Many experts in Ottawa and Alberta expected, if not demanded, that both Smith and Polivre pivot left from their leadership platforms. It’s hard to imagine they would, seeing the harsh recent results delivered.

Both leaders need to do something that conservatives have not done in Canada for quite some time. It’s about campaigning as a conservative and winning an election. This is not an unreasonable request of the members, nor is it an impossible task.

If a pivot to the left was the formula for success in winning Canadian elections, Erin O’Toole would be the prime minister today. , Kenny would not have fallen behind the NDP in the polls before being dismissed as UCP leader.
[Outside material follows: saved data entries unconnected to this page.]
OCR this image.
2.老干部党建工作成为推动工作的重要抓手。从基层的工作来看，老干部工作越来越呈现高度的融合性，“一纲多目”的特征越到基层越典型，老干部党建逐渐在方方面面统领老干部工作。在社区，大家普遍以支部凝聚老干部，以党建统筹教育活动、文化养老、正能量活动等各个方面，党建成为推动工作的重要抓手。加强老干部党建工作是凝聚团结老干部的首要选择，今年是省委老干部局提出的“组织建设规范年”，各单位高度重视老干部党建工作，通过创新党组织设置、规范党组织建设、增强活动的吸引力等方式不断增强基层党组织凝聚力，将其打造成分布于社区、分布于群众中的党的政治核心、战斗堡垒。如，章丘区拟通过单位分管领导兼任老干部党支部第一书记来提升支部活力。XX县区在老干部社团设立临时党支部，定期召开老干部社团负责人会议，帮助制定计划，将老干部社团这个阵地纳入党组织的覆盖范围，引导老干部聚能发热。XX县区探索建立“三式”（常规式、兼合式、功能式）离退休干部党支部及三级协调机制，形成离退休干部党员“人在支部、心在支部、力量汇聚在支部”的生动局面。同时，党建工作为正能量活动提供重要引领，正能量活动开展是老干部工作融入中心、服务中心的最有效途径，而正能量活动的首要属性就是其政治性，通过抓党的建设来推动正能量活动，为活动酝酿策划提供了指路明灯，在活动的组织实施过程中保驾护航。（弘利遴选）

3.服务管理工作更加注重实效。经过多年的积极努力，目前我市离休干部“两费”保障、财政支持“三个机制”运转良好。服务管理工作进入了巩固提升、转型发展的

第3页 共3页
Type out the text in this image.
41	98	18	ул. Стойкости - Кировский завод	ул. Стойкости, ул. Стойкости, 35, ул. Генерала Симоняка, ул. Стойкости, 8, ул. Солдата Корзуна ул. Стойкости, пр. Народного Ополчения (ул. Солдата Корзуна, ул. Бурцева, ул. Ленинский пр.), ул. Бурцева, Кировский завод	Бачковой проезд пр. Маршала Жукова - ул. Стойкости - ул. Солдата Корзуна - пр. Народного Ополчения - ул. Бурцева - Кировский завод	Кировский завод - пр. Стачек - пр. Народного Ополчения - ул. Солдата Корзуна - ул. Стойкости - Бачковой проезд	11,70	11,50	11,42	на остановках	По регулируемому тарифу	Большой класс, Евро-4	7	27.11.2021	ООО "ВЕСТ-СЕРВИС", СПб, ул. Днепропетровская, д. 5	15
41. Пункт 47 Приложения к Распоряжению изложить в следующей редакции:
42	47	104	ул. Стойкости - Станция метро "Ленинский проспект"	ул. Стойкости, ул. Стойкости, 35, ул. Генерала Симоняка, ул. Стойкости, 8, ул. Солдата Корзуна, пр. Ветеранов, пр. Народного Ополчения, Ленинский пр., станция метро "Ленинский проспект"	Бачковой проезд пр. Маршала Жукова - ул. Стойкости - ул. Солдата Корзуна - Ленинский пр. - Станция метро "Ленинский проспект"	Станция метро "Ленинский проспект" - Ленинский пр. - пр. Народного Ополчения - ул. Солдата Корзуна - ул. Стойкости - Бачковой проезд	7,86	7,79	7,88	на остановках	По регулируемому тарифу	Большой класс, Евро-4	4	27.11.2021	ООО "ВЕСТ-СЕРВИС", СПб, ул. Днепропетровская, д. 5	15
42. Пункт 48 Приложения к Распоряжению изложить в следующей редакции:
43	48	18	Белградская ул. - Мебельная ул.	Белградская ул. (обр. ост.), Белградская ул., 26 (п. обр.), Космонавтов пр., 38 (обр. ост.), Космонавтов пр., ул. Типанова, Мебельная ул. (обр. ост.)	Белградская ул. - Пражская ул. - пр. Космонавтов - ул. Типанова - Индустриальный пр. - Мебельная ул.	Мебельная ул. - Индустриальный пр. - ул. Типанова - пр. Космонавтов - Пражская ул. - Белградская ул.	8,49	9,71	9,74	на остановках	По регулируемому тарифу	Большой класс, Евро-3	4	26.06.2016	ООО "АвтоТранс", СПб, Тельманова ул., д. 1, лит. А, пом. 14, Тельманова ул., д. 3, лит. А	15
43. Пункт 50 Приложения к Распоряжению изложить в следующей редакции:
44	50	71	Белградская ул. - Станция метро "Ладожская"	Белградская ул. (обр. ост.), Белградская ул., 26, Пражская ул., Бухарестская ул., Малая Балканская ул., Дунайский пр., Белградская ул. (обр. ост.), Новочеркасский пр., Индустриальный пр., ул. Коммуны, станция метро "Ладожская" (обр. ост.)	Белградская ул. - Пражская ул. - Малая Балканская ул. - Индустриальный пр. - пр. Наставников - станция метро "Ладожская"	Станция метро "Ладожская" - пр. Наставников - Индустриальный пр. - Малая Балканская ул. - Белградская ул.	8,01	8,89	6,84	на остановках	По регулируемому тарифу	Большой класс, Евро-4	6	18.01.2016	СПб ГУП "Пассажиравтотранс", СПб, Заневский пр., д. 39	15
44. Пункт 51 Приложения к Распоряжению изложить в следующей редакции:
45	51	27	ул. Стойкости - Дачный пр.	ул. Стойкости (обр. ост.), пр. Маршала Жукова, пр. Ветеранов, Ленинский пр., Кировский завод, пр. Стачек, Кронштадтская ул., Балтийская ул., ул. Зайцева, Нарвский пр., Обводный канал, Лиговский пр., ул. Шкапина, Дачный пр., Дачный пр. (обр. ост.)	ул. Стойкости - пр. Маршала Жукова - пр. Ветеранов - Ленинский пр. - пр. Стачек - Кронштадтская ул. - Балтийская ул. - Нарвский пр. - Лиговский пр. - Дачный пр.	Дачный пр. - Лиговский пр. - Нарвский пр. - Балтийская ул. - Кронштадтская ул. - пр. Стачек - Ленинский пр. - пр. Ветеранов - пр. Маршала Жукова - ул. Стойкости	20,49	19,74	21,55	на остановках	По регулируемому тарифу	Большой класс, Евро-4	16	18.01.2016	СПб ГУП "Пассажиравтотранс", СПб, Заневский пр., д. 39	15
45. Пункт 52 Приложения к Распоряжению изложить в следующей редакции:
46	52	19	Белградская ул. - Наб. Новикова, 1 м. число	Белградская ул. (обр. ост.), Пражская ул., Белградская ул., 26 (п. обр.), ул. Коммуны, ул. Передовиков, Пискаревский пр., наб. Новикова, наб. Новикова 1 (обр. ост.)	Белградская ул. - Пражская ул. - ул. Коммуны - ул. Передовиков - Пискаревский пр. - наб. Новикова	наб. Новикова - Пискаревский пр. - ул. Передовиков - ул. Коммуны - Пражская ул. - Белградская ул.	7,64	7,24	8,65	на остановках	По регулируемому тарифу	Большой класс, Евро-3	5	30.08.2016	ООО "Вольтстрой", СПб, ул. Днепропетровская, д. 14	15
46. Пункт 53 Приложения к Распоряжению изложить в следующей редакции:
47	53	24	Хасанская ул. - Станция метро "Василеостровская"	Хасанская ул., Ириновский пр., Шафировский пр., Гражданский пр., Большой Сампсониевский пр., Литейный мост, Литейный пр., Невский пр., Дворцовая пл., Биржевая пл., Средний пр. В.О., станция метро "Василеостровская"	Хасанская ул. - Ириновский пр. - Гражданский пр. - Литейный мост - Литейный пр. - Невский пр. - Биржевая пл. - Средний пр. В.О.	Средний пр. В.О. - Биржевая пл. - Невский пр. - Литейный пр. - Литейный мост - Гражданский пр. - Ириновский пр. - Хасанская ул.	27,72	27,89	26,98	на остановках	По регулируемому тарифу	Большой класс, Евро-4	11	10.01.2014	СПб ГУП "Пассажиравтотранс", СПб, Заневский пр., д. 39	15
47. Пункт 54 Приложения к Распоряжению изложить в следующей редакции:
Voters are not as ideologically driven as many political strategists think. They tend to vote on instinct as much as they do on a particular policy stance. They want to feel confident in who they vote for, and they want a positive vision. does not appear to be Alberta is not a left-leaning state, but when the Conservative Party seemed discredited in 2015, voters gave Rachel his NDP majority government to Mr. Notley.

Pierre Polivre and Daniel Smith never win elections by calling themselves liberals. You can change the priority of your stance, but you cannot undo it. Given Bitcoin’s devaluation, it’s no surprise that Poilievre hasn’t put cryptocurrencies at the forefront of its agenda these days. Similarly, Smith has softened the rhetoric about the proposed sovereignty law, though she hasn’t repealed it, although her policy can’t completely remove her plank.

Federal elections are likely not to take place for at least a year, so Poilievre has some more time to work. He only has seven months left before Smith has to face the voters.

The establishment has done everything it can to oppose Smith.From now until next spring’s election, everything she says will be portrayed as extreme and controversial. If you can withstand the barrage, you can win with conservatives. If she pivots, she is finished. That could inspire Polyvre to stay true to his values.

Pivoting is not an option.

Views expressed in this article are those of the author and do not necessarily reflect those of The Epoch Times.

Cory Morgan


Cory Morgan is a Calgary-based columnist.